From the Broad Center for Mendelian Genomics, Program in Medical and Population Genetics, Broad Institute of Massachusetts Institute of Technology and Harvard, Cambridge (V.S.G., M.C.O., J.K.G., K.V.G., E.E., B.W., F.A., D.G.M., A.O.-L.), and the Department of Neurology, Brigham and Women's Hospital (V.S.G.), the Division of Genetics and Genomics, Boston Children's Hospital (V.S.G., A.O.-L.), and Harvard Medical School (V.S.G., A.O.-L.), Boston - all in Massachusetts; L'institut du Thorax (K.R., B.I., S.B., B.C.), Service de Radiopediatrie (A.P.), and Service de Génétique Médicale (B.I., S.B., B.C.), Nantes Université, Centre Hospitalier Universitaire (CHU) de Nantes, Centre National de la Recherche Scientifique (CNRS), INSERM, Nantes, and Institut Neuromyogène, Laboratoire Physiopathologie et Génétique du Neurone et du Muscle, CNRS, INSERM (N.C., D.S.), and Service de Génétique, Hospices Civils de Lyon (N.C., P.M., D.S.), Lyon - all in France; the Departments of Neurology (E.Y., K.-M.L., M.C.A., G.L.C.) and Pharmacology (G.L.C.), Northwestern University Feinberg School of Medicine, Chicago; the Undiagnosed Diseases Network and the Department of Molecular and Human Genetics, Baylor College of Medicine, Houston (C.A.B., D.R.M., H.D., J.A.R., L.T.E., S. Ketkar), and the Department of Pediatrics, University of Texas Southwestern Medical Center (S. Kayani), and Coalition to Cure CHD2 (B.B.), Dallas; the Departments of Immunology and Regenerative Biology and Molecular Neuroscience, Weizmann Institute of Science, Rehovot, Israel (Y.S., I.U.); and the Centre for Population Genomics, Garvan Institute of Medical Research and University of New South Wales Sydney, Sydney (D.G.M.), and the Centre for Population Genomics, Murdoch Children's Research Institute, Melbourne, VIC (D.G.M.) - both in Australia.
N Engl J Med. 2024 Oct 24;391(16):1511-1518. doi: 10.1056/NEJMoa2400718.
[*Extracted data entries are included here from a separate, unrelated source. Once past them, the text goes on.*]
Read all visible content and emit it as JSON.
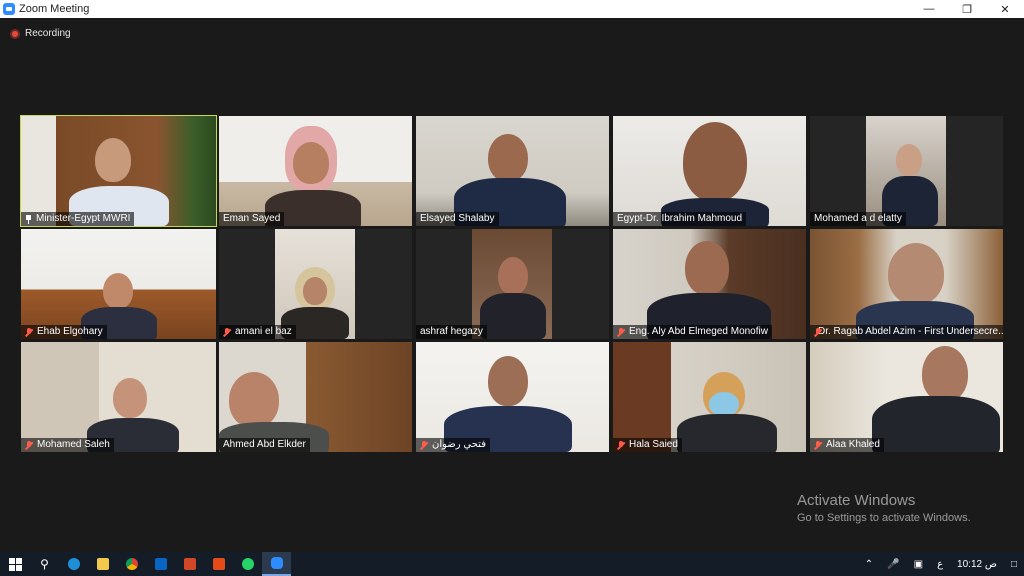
{
  "window": {
    "title": "Zoom Meeting",
    "controls": [
      "minimize",
      "maximize",
      "close"
    ]
  },
  "meeting": {
    "recording_label": "Recording"
  },
  "participants": [
    {
      "name": "Minister-Egypt MWRI",
      "indicator": "pin",
      "active_speaker": true
    },
    {
      "name": "Eman Sayed",
      "indicator": "none"
    },
    {
      "name": "Elsayed Shalaby",
      "indicator": "none"
    },
    {
      "name": "Egypt-Dr. Ibrahim Mahmoud",
      "indicator": "none"
    },
    {
      "name": "Mohamed a d elatty",
      "indicator": "none"
    },
    {
      "name": "Ehab Elgohary",
      "indicator": "muted"
    },
    {
      "name": "amani el baz",
      "indicator": "muted"
    },
    {
      "name": "ashraf hegazy",
      "indicator": "none"
    },
    {
      "name": "Eng. Aly Abd Elmeged Monofiw",
      "indicator": "muted"
    },
    {
      "name": "Dr. Ragab Abdel Azim - First Undersecre...",
      "indicator": "muted"
    },
    {
      "name": "Mohamed Saleh",
      "indicator": "muted"
    },
    {
      "name": "Ahmed Abd Elkder",
      "indicator": "none"
    },
    {
      "name": "فتحي رضوان",
      "indicator": "muted"
    },
    {
      "name": "Hala Saied",
      "indicator": "muted"
    },
    {
      "name": "Alaa Khaled",
      "indicator": "muted"
    }
  ],
  "watermark": {
    "line1": "Activate Windows",
    "line2": "Go to Settings to activate Windows."
  },
  "taskbar": {
    "apps": [
      "start-icon",
      "search-icon",
      "edge-icon",
      "file-explorer-icon",
      "chrome-icon",
      "outlook-icon",
      "powerpoint-icon",
      "office-icon",
      "whatsapp-icon",
      "zoom-icon"
    ],
    "tray": {
      "lang": "ع",
      "time": "10:12",
      "ampm": "ص"
    }
  },
  "colors": {
    "active_speaker_border": "#c7d94a",
    "muted_mic": "#ff5a4a",
    "recording_dot": "#e24a3a",
    "zoom_blue": "#2d8cff"
  }
}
encodes a human long noncoding RNA (lncRNA) adjacent to , a coding gene in which de novo loss-of-function variants cause developmental and epileptic encephalopathy. Here, we report our findings in three unrelated children with a syndromic, early-onset neurodevelopmental disorder, each of whom had a de novo deletion in the locus. The children had severe encephalopathy, shared facial dysmorphisms, cortical atrophy, and cerebral hypomyelination - a phenotype that is distinct from the phenotypes of patients with haploinsufficiency. We found that the deletion results in increased CHD2 protein abundance in patient-derived cell lines and increased expression of the transcript in . These findings indicate that has bidirectional dosage sensitivity in human disease, and we recommend that other lncRNA-encoding genes be evaluated, particularly those upstream of genes associated with mendelian disorders. (Funded by the National Human Genome Research Institute and others.).
编码一个人类长链非编码 RNA(lncRNA),该 RNA 与编码基因相邻,该基因中的从头失活功能变异导致发育性和癫痫性脑病。在这里,我们报告了在三个无关联的患有综合征性、早发性神经发育障碍的儿童中发现的结果,他们每个人都在 基因座上发生了新生缺失。这些儿童患有严重的脑病,具有共享的面部畸形、皮质萎缩和脑少突胶质发育不良-这种表型与 CHD8 基因功能不全患者的表型不同。我们发现, 缺失导致患者来源的细胞系中 CHD2 蛋白丰度增加, 转录本在 中表达增加。这些发现表明 在人类疾病中具有双向剂量敏感性,我们建议评估其他编码 lncRNA 的基因,特别是那些与孟德尔疾病相关基因上游的基因。(由国家人类基因组研究所等资助)。